Сталин несколько ослабляет свою апологию противоречия, когда указывает на то, что противоположные высказывания, о которых здесь идет речь, относятся к разному времени и поэтому, в сущности, не вступают в противоречие друг с другом. Однако в том же тексте он подчеркивает трансисторическую стабильность языка. От более проницательных, нежели «товарищ Холопов», умов, не укрылось то, что тексты Сталина о языкознании фактически провозглашают противоречие высшим правилом логики. Как раз в это время в стране завязалась идеологическая борьба на биологическом фронте. Вопрос заключался в том, чем живое отличается от мертвого, механического, машинного. При этом у представителей власти возникло подозрение, что генетика, пытающаяся подчинить жизнь мертвой комбинаторике знаков, выступает на стороне смерти. Это подозрение только усугублялось тем, что определенную роль в генетике играла формальная логика: последняя понималась как логика машин, а не живущих в самопротиворечии людей. В своей небольшой книге «Значение работ товарища И. В. Сталина о вопросах языкознания для развития советской биологической науки» А. И. Опарин не без основания усматривал параллели между выводами Сталина о языке и позицией Лысенко, возглавлявшего лагерь антигенетиков, которые вышли победителями в борьбе со своими соперниками. Опарин цитирует в этой связи Лысенко, считавшего, что цель оплодотворения заключается в создании «из разных клеток (ядер) одного, единого, биологически противоречивого тела, а это и есть жизнеспособность тела».[16] Здесь со всей ясностью утверждается, что только внутренне противоречивое можно считать живым и жизнеспособным. Сама жизнь понимается здесь как определенная логическая, языковая фигура, – а именно фигура парадокса.
Итак, коммунизм сталинского образца реализует платоновскую мечту о правлении философов, осуществляемом исключительно посредством языка. В платоновском государстве предполагалось специ альное сословие стражей, которое осуществляет перевод языка философии в акты прямой власти, обеспечивающей единство этого государства. То же самое мы видим в сталинском государстве. Оно представляло собой государственный аппарат, осуществлявший перевод философского языка в действие – и, как известно, этот перевод обычно оказывался достаточно грубым. Но все же речь шла именно о господстве языка, ведь только посредством языка философ мог заставить этот аппарат его слушаться и осуществлять свою деятельность от имени целого. В классических монархиях легитимность власти гарантировалась телом монарха – точнее, происхождением этого тела. Власть фашистского вождя также легитимируется расовым происхождением его тела (в этом смысле фашизм есть демократический вариант монархии). В отличие от них тело коммунистического вождя нерелевантно для его властных полномочий. Легитимность его власти обеспечивается только тем, что он мыслит и говорит более диалектично, то есть более парадоксально и тотально, чем все остальные. Там, где это языковое обеспечение легитимности отсутствует, вождь рано или поздно ее лишается.
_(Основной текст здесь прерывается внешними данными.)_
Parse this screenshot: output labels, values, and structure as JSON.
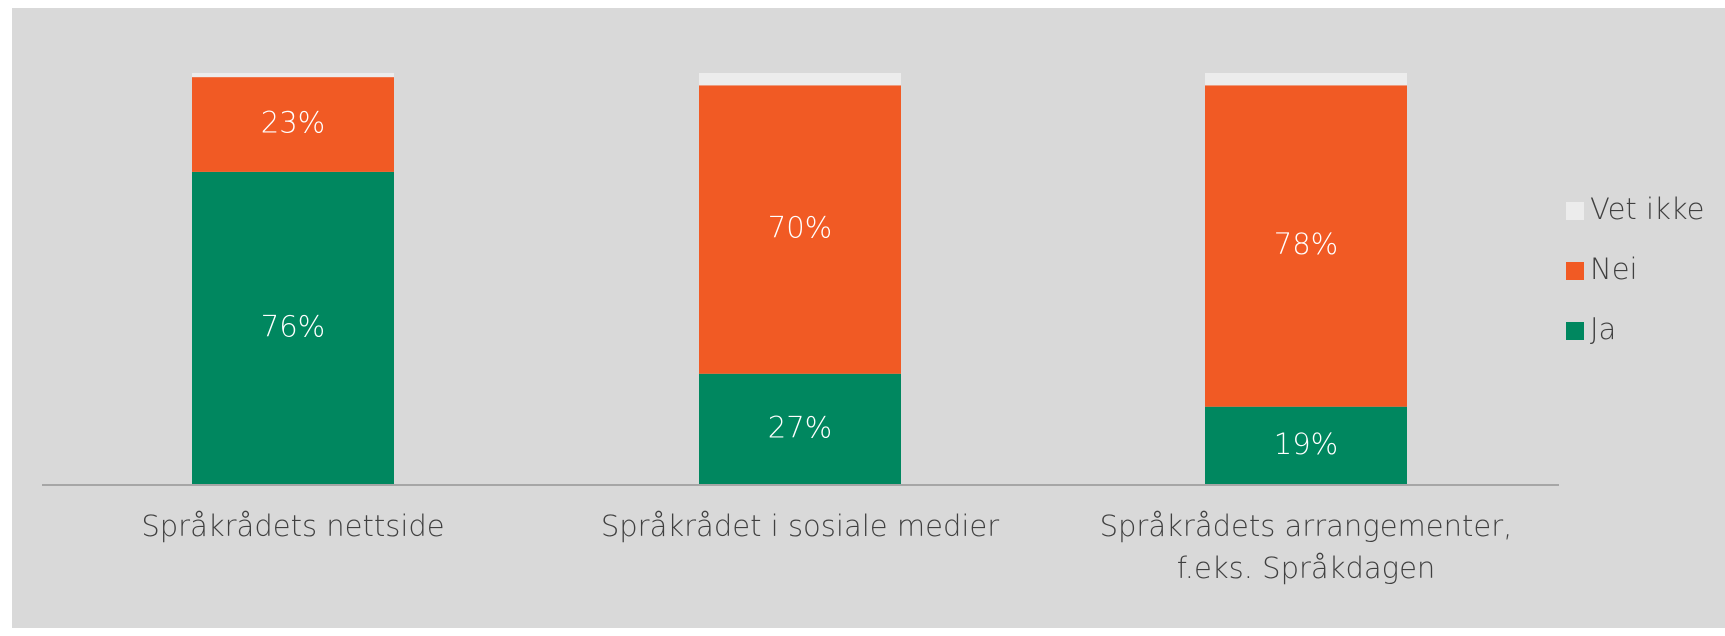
{
  "chart_data": {
    "type": "stacked_bar",
    "categories": [
      "Språkrådets nettside",
      "Språkrådet i sosiale medier",
      "Språkrådets arrangementer,\nf.eks. Språkdagen"
    ],
    "series": [
      {
        "name": "Ja",
        "color": "#00875f",
        "values": [
          76,
          27,
          19
        ],
        "value_labels": [
          "76%",
          "27%",
          "19%"
        ]
      },
      {
        "name": "Nei",
        "color": "#f15a24",
        "values": [
          23,
          70,
          78
        ],
        "value_labels": [
          "23%",
          "70%",
          "78%"
        ]
      },
      {
        "name": "Vet ikke",
        "color": "#ececec",
        "values": [
          1,
          3,
          3
        ]
      }
    ],
    "legend": "right"
  }
}
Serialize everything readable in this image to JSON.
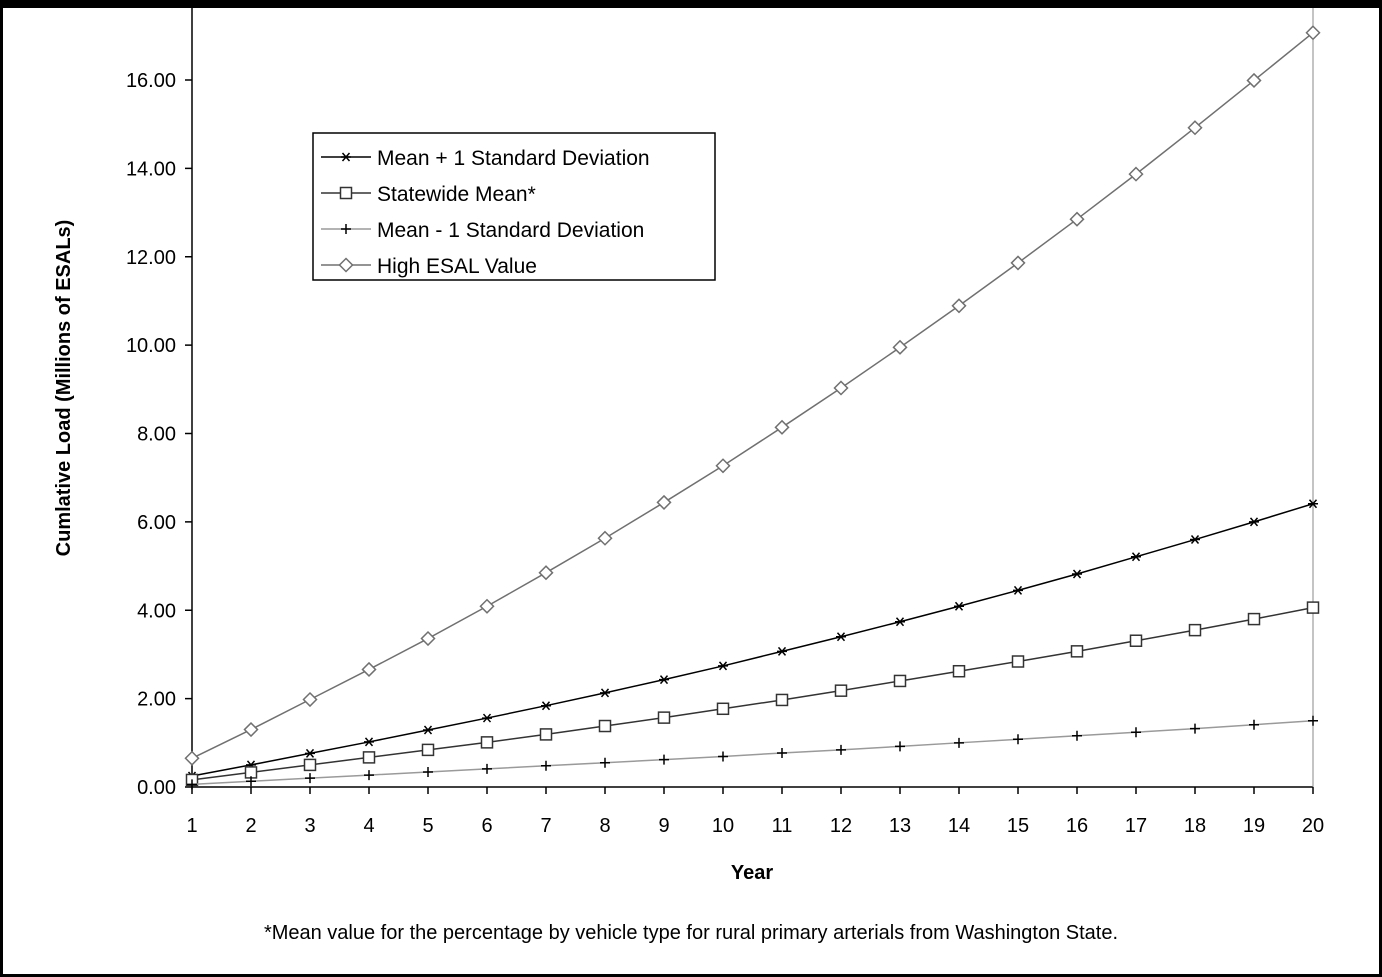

Стремление к философскому правлению неотделимо от самой философии. Если мы не хотим управлять тотальностью мира, то зачем, спрашивается, вообще эту тотальность мыслить? Отказываясь от претензии на тотальную власть философии, мы отказываемся и от самой философии, которая в этом случае сводится к истории философии. Но необходимо избавиться от расхожего заблуждения, которое, помимо прочего, затуманивает и образ платоновского государства: призыв установить власть философов многим кажется недемократическим, поскольку считается, что философия является особым, специальным знанием, недоступным для большинства людей. Таким образом, возникает впечатление, будто власть философов – это власть элиты, исключающей большинство. Но спросим себя: кто такой философ? Философ – это тот, кто говорит (либо красноречиво молчит), потому что любой язык прямо или косвенно обращается к целому языка и тем самым оказывается философски релевантным. Витгенштейн, намереваясь привить народу иммунитет к всякого рода философии и навсегда уберечь его от опасности философского господства, пытался в свое время очистить повседневный язык от языка специфически философского, то есть такого, который относится к целому и поэтому неизбежно парадоксален. Ему это, как известно, не удалось. Вместо этого он в конце своей жизни вынужден был признать, что философия слишком глубоко укоренена в языке – для Витгенштейна это означало неизлечимую болезнь языка, – в результате чего каждый говорящий невольно философствует, то есть в парадоксальной форме ссылается на целостность языка. Попытка воспрепятствовать этому приводит всего лишь к специфической, перверсивной, самодеструктивной форме философской власти.